Tüm bunları, Kadın Koalisyonu’ndan Sinem Mısırlıoğlu ile konuştuk.

Kadın ve LGBTİ+ dostu belediyecilik nedir?

Sanırım en sade haliyle şöyle tanımlayabilirim; kadınların ve LGBTİ+’ların kentle ilişkisini misafir olmaktan çıkartarak özne konumunda olmalarını sağlayan bir yaklaşım. Çünkü misafirlikte sınırları belirleyen ev sahibidir, nelerin yapılıp yapılmayacağının sınırlarını çizen ev sahibinin kurallarıdır. Kentleri de böyle düşünürsek, kimliklerimiz yok sayılarak tasarlanan kentler neyi ne kadar yapacağımızı, hangi saatte nerede olacağımızı, nasıl olacağımızı ve bunun gibi yaşamsal pek çok unsuru belirler hale geliyor. Özgürlüklerimizi elimizden alıyor. Hetero, erkek, herhangi bir engeli olmayan, genç ve vatandaş olan hemşehriler için tasarlanmış kentlerde dışarda kalan herkes misafir ve bazıları istenmeyen misafir bazıları ise eve giren hırsız muamelesi görüyor.  Bu nedenle hem son hem de başlangıç cümlesi olarak Kadın ve LGBTİ+ dostu belediyecilik, misafir değil, ev sahibi olduğumuz kentleri öznelerle birlikte planlayan bir belediyecilik anlayışıdır diyebilirim.

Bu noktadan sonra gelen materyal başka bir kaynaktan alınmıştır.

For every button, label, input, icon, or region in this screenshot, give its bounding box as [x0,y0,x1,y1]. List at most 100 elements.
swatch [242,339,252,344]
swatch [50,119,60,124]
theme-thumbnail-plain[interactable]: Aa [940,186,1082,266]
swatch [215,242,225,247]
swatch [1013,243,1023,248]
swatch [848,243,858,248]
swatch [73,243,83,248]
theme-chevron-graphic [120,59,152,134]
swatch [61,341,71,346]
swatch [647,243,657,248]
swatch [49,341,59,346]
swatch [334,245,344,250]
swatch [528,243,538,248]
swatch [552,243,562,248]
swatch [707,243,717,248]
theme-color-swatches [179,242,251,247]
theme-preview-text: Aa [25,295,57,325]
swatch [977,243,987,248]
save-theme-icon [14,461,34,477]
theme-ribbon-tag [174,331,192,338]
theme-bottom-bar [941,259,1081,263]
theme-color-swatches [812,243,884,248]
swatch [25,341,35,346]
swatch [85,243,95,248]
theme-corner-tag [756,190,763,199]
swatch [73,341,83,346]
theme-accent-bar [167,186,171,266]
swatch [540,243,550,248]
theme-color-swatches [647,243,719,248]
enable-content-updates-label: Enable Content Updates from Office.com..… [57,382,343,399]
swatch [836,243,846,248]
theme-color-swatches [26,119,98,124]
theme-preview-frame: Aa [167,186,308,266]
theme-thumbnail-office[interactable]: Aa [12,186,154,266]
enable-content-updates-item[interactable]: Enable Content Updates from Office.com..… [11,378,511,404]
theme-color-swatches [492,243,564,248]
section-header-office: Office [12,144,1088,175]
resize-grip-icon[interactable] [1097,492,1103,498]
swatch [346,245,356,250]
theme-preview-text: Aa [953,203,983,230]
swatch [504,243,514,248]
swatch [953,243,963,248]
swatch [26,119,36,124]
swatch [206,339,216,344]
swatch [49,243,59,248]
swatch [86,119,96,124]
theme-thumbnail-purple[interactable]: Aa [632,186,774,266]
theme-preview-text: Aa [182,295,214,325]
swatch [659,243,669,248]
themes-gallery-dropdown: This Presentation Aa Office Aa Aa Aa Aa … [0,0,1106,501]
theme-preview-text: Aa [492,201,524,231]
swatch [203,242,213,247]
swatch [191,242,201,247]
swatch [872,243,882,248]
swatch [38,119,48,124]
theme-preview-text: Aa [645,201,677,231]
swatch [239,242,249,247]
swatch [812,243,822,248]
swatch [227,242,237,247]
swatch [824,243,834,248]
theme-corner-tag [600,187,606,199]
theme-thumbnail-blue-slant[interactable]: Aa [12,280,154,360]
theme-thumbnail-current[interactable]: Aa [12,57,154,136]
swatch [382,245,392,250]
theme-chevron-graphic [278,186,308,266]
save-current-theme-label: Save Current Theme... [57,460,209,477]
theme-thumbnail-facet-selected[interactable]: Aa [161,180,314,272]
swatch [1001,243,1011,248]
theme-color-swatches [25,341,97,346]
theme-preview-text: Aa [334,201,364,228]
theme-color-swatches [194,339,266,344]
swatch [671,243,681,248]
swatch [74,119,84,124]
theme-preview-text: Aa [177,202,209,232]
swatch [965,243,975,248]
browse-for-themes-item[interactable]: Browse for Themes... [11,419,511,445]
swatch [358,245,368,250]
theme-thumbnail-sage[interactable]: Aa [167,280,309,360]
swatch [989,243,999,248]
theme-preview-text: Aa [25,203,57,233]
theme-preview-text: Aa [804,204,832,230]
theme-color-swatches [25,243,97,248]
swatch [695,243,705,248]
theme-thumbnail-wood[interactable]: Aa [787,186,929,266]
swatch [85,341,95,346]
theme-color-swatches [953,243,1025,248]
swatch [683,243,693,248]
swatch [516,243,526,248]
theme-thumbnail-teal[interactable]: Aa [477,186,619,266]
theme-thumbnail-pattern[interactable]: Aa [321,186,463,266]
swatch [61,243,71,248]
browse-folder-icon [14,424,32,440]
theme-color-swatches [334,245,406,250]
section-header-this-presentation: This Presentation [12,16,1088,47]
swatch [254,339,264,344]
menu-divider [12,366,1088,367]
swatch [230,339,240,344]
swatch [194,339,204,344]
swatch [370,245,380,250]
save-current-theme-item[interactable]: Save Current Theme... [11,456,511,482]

Bu bağlamda, hemşehrilerin geride ve dışarda bırakılmadığı, güvende hissettiği, hizmetlere ve kaynaklara erişimde eşit olduğu ama hepsinin ötesinde kendi yaşamları üzerinde söz sahibi olabildikleri, kendi sözlerini söyleyebilecek güvenli, erişilebilir, eşitlikçi, katılım araçlarının, mekanizmaların sağlandığı, bir belediyecelikten söz etmek mümkün.

“Belediyeler, insan haklarını gündelik hayatın dışında bir yere koyuyor”

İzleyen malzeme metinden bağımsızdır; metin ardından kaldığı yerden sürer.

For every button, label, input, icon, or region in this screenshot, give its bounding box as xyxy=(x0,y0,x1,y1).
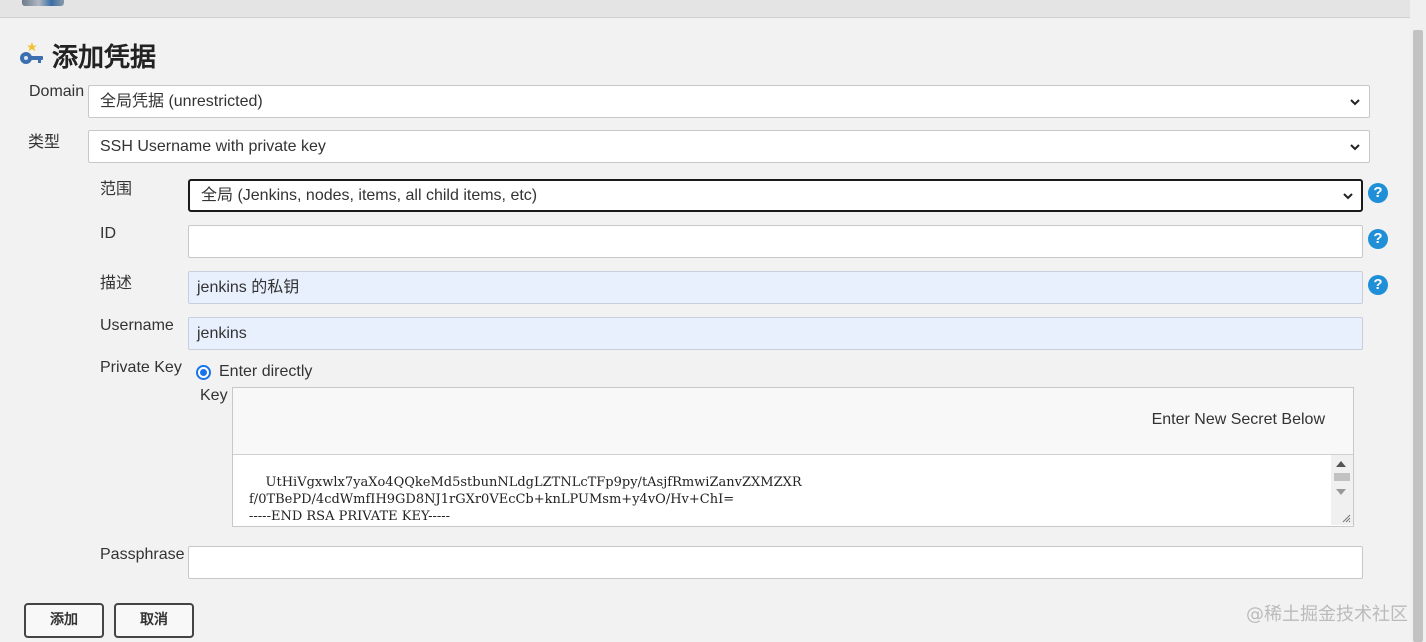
private-key-box: Enter New Secret Below UtHiVgxwlx7yaXo4Q… xyxy=(232,387,1354,527)
key-label: Key xyxy=(200,387,228,404)
username-label: Username xyxy=(100,317,174,334)
private-key-label: Private Key xyxy=(100,359,182,376)
textarea-scrollbar[interactable] xyxy=(1331,455,1353,525)
page-title: 添加凭据 xyxy=(18,38,157,73)
chevron-down-icon xyxy=(1350,99,1360,106)
enter-secret-hint: Enter New Secret Below xyxy=(1151,411,1325,428)
page-scrollbar[interactable] xyxy=(1410,0,1426,642)
domain-select[interactable]: 全局凭据 (unrestricted) xyxy=(88,85,1370,118)
description-help-icon[interactable]: ? xyxy=(1368,275,1388,295)
id-help-icon[interactable]: ? xyxy=(1368,229,1388,249)
chevron-down-icon xyxy=(1350,144,1360,151)
credentials-key-icon xyxy=(20,42,43,64)
passphrase-label: Passphrase xyxy=(100,546,185,563)
description-input[interactable]: jenkins 的私钥 xyxy=(188,271,1363,304)
jenkins-logo[interactable] xyxy=(22,0,64,6)
resize-grip-icon[interactable] xyxy=(1341,513,1351,523)
scope-label: 范围 xyxy=(100,181,133,198)
scroll-down-arrow-icon[interactable] xyxy=(1336,489,1346,495)
private-key-textarea[interactable]: UtHiVgxwlx7yaXo4QQkeMd5stbunNLdgLZTNLcTF… xyxy=(233,454,1353,526)
enter-directly-option[interactable]: Enter directly xyxy=(196,363,312,381)
watermark: @稀土掘金技术社区 xyxy=(1246,604,1408,625)
page-scrollbar-thumb[interactable] xyxy=(1413,30,1423,642)
username-input[interactable]: jenkins xyxy=(188,317,1363,350)
passphrase-input[interactable] xyxy=(188,546,1363,579)
top-header-bar xyxy=(0,0,1410,18)
scope-select-value: 全局 (Jenkins, nodes, items, all child ite… xyxy=(201,187,538,204)
domain-label: Domain xyxy=(29,83,85,100)
scroll-up-arrow-icon[interactable] xyxy=(1336,461,1346,467)
domain-select-value: 全局凭据 (unrestricted) xyxy=(100,93,263,110)
kind-label: 类型 xyxy=(28,134,61,151)
enter-directly-radio[interactable] xyxy=(196,364,211,380)
scope-select[interactable]: 全局 (Jenkins, nodes, items, all child ite… xyxy=(188,179,1363,212)
enter-directly-label: Enter directly xyxy=(219,363,313,380)
kind-select[interactable]: SSH Username with private key xyxy=(88,130,1370,163)
scope-help-icon[interactable]: ? xyxy=(1368,183,1388,203)
cancel-button[interactable]: 取消 xyxy=(114,603,194,638)
description-label: 描述 xyxy=(100,275,133,292)
add-button[interactable]: 添加 xyxy=(24,603,104,638)
kind-select-value: SSH Username with private key xyxy=(100,138,326,155)
textarea-scroll-thumb[interactable] xyxy=(1334,473,1350,481)
chevron-down-icon xyxy=(1343,193,1353,200)
page-heading: 添加凭据 xyxy=(52,42,157,73)
private-key-content: UtHiVgxwlx7yaXo4QQkeMd5stbunNLdgLZTNLcTF… xyxy=(249,475,802,524)
id-label: ID xyxy=(100,225,116,242)
id-input[interactable] xyxy=(188,225,1363,258)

Kadın ve LGBTİ+ dostu belediyecilik yaklaşımları tarihsel olarak nereye dayanıyor?

Aslında dünyada 1970’lerden başlayan bir süreç bu. Tanım olarak bu kavram kullanılmasa da kentlerin erkeklerin ihtiyaçlarına uygun tasarlandığını savunan feminist eleştiriyle başladı. Tartışılarak, örneklerle ve cinsiyetsiz şehirlerin nasıl mümkün olabileceğini hayal eden ettiren bir tartışma zemini yaratıldı. Öte yandan kadın ve LGBTİ+ dostu belediyelere giden tarihsel süreci tam anlamıyla bu kısa söyleşide ifade etmek pek mümkün değil. Çünkü bana sorarsanız, ben yerel siyaset ve toplumsal cinsiyet bağını, 1970’lerden günümüze kadar taşırım. Feminist tartışmalar, 1. Dünya Kadın Konferansı, CEDAW, Avrupa Kent Şartı, Pekin Deklarasyonu, 12 Mayıs 2006’da benimsediği Yerel Yaşamda Kadın Erkek Eşitliği Şartı, CEMR Avrupa Yerel Yaşamda Kadın-Erkek Eşitliği Şartı, İstanbul Sözleşmesi, Bakanlık ve Belediyeler tarafından hazırlanan Eşitlik ve Kadına Yönelik Şiddetle Mücadele Eylem Planları, BM Sürdürülebilir Kalkınma Hedefleri, Kadın ve LGBTİ+ örgütlenmelerinin yerel siyaset çalışmaları, Belediye İzleme Çalışmaları, sokak eylemleri, gece yürüyüşleri, onur yürüyüşleri, yerel ve ulusal ölçekte sivil toplum örgütleri, kamu kurumları ve uluslararası örgütler tarafından yürütülen program ve projeler...

Bahsettiğiniz belgelerin, kadın ve LGBTİ+ dostu belediyecilik açısından işlevleri neler?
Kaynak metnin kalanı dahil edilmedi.